As an example of Diem's rural programs in action at the village level which serves to demonstrate how they fell wide of the mark of meeting rural expectations, that of the village communal land is instructive.67 After the long period of disrupted public administration during the Franco-Viet Minh War, land records were chaotic. Under Diem, the GVN seized outright nearly half a million acres of land whose title was unclear. Some of this land was rented, the GVN acting as the landlord; some was farmed by ARVN units; and some was converted into communal land and the title passed to village councils. The village councils were then supposed to hold an annual auction of communal land, in which farmers wishing to use certain plots submitted sealed bids. Although this seemed to the casual western observer an equitable system, in actuality it was quite vicious. The bidding farmers were usually seeking to rent land they had been farming free for years. Whether this were the case or not, however, rice growing is a labor intensive process which requires of the farmer a substantial capital investment year by year to build up dikes and ditches. To assure himself that he would not lost this investment, a man farming a plot declared communal land felt compelled to raise his bid each succeeding year to avoid loss of that capital, and to preclude losing his hard work. The consequent competition, however modern, shook the roots of traditional Asian farming communities, for the arrangement had the major disadvantage of creating uncertainty over land from year to year -- the antithesis of security for the rice-growing peasant. To cap these disadvantages, village councils were often less than honest, and tended to be considerably less willing than a paternal landlord to tide the farmer over after a bad crop year, if his subsequent bid were low, he lost his land.

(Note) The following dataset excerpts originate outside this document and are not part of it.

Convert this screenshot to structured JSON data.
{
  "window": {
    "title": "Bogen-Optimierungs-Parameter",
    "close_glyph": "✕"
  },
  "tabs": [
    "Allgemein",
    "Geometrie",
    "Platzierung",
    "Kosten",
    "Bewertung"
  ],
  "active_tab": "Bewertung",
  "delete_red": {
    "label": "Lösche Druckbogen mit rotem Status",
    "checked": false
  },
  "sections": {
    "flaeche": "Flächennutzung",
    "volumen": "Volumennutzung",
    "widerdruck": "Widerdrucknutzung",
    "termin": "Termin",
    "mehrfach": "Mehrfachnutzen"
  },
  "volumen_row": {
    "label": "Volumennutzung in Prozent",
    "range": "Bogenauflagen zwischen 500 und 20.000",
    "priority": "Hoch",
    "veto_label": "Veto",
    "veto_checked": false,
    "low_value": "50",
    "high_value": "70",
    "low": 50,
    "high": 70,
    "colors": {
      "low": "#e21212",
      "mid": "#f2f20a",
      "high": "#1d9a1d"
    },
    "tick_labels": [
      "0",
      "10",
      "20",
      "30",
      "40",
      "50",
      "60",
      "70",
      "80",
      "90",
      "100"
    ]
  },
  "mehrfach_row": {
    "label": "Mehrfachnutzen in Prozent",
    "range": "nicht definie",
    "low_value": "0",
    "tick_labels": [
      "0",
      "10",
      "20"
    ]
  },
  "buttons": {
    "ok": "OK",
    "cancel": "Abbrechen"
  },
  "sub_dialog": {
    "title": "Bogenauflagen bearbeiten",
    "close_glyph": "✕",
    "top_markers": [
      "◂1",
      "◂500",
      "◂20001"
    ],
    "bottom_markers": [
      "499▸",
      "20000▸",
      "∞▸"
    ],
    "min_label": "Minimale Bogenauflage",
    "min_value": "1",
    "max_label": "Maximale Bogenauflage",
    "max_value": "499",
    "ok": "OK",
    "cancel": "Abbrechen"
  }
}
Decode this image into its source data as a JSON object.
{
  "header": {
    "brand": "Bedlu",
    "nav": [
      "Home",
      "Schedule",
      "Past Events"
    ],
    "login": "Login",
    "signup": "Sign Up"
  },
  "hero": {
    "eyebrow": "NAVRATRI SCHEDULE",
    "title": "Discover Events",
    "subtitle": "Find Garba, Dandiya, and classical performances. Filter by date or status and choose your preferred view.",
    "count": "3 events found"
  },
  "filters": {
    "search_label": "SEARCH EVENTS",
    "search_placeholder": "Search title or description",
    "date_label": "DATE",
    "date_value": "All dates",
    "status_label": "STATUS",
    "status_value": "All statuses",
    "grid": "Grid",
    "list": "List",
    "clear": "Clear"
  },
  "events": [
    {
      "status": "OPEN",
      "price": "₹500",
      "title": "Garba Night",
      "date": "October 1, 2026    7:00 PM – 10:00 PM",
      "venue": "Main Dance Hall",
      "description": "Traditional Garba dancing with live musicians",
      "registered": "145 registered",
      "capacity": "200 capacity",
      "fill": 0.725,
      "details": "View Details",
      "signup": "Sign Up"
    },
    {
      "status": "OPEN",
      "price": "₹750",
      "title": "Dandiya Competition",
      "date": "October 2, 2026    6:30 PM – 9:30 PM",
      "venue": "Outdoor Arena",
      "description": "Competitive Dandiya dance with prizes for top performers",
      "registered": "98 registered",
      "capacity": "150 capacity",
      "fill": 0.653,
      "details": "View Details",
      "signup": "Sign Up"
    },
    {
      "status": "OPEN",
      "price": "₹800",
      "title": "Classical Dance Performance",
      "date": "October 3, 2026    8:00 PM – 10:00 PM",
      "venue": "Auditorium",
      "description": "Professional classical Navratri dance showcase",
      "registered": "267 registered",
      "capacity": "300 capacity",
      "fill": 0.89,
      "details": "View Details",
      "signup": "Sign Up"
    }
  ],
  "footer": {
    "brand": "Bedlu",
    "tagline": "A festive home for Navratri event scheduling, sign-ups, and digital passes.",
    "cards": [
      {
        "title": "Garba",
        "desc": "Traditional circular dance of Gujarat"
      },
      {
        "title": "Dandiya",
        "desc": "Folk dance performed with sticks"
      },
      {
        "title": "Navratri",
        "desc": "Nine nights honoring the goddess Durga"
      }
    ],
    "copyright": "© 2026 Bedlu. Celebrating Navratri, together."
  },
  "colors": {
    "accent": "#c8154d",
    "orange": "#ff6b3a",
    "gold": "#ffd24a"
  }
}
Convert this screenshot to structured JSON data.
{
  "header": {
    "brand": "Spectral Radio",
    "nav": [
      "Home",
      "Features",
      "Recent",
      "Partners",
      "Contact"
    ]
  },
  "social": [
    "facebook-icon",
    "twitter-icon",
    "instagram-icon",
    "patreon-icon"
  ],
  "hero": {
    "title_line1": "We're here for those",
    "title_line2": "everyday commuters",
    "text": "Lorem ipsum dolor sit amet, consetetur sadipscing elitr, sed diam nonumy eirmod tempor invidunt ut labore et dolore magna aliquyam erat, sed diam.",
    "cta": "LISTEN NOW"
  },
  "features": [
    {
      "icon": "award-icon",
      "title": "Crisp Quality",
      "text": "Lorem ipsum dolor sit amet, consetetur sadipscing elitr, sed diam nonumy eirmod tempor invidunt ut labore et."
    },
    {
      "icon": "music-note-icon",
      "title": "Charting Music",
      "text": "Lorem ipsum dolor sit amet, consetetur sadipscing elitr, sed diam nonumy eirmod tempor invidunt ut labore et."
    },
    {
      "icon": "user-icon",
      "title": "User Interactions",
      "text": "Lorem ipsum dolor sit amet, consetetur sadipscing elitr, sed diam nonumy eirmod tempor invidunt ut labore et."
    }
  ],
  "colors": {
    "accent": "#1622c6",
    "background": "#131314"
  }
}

There is another chapter in the history of GVN-farmer relationships which illustrates similar clumsiness. In 1956, as the GVN launched its land reform program, Ngo Dinh Nhu enlisted the aid of the Confederation of Vietnamese Labor, which had been organizing tenant farmers in promoting the government's policies through its rural representatives.68 The GVN then proceeded to form its own, NRM-connected, Farmers' Associations. The latter, interconnected with province officials and with landowners, actively opposed the union organizers, with the result that many of the latter were jailed. Within a year or two, the union was destroyed for all practical purposes. Few of the NRM Farmers' Associations ever did function on behalf of the farmers; of 288 associations reported in-being by the GVN, a USOM study in 1961 could find only 35 which represented peasant interests in any active sense.